Your critique reminds me of Al-Khwarizmi who is not only the father of algebra but a true compiler of knowledge across civilizations. From his name we derive the term algorithm, yet today’s algorithms, unlike his integrative approach, often calcify dominant worldviews rather than expand understanding. Large Language Models, for all their statistical elegance, are trained not in the spirit of pluralism, but on the sediment of collective sentiment, datasets shaped by repetition, power, and authority more than nuance, diversity, or subaltern voices.
Today’s LLMs, like ChatGPT, can understand and translate over 100 languages, a remarkable feat. And yet, while multilingual, their epistemology often remains monocultural. The unique cadence, rhythm, and worldview embedded in each language deserve more than translation; they deserve preservation. Rebuilding the Tower of Babel may be a poetic task of the 21st century: not to confuse, but to reconcile and restore the full spectrum of human expression.
Hannah Arendt’s banality of evil was not merely a historical insight, it was a warning. In our era, it echoes through unchecked automation, where “just following the algorithm” replaces moral and critical reflection. When systems become arbiters of truth and their biases go unquestioned, complicity hides behind code and convenience.
As a teacher, I see students turning to AI as an answer machine, rather than a thinking companion. They accept responses at face value, unaware that even the most cheerful chatbot with its upbeat preamble and tidy closing prompt is not neutral. It is a curated performance; a mood-smoothed interface for institutional memory and hegemonic tendencies.

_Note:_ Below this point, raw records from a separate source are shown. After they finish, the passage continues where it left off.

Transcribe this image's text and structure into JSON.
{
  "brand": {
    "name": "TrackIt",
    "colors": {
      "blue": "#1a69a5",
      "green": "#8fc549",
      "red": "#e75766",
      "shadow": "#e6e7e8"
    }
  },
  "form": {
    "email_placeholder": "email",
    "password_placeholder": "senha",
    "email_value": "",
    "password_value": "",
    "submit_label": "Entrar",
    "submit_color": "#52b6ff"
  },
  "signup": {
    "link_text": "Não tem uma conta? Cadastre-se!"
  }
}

The algorithmic legacy of colonialism still haunts "the subcontinent," roughly the same size as Europe, as the Peters Projection map reminds us. As you note, the British Empire didn’t merely draw borders; it installed systems of administrative epistemology. The aftermath birthed a class of brown sahibs, Mountbatten’s contested maneuvering, and a Kashmir caught in a tug-of-narratives. Those erasures began not with code, but with clerks, ledgers, and carefully crafted telegrams.
Today’s AI is the newest layer in that administrative lineage, a digital bureaucracy cloaked in neutral syntax.
The path forward, as you argue, isn’t withdrawal but re-architecture. Curating our own data, building multilingual archives, and training sovereign LLMs rooted in our epistemes is not just a technical project, it is a civilizational imperative. Counter-hegemonic AI infrastructures are our modern libraries of Alexandria, built not of stone and scrolls, but of layered neural patterns and linguistic dignity.
Let us teach the machines anew and insist that they listen. Boutique LLMs, built with care, can serve as libraries at the speed of thought repositories not only of facts but of lived perspectives, long denied their rightful space in the global discourse.
Call of the time to build our narratives powerfully and influencing the algorithms to let the world hear our voice.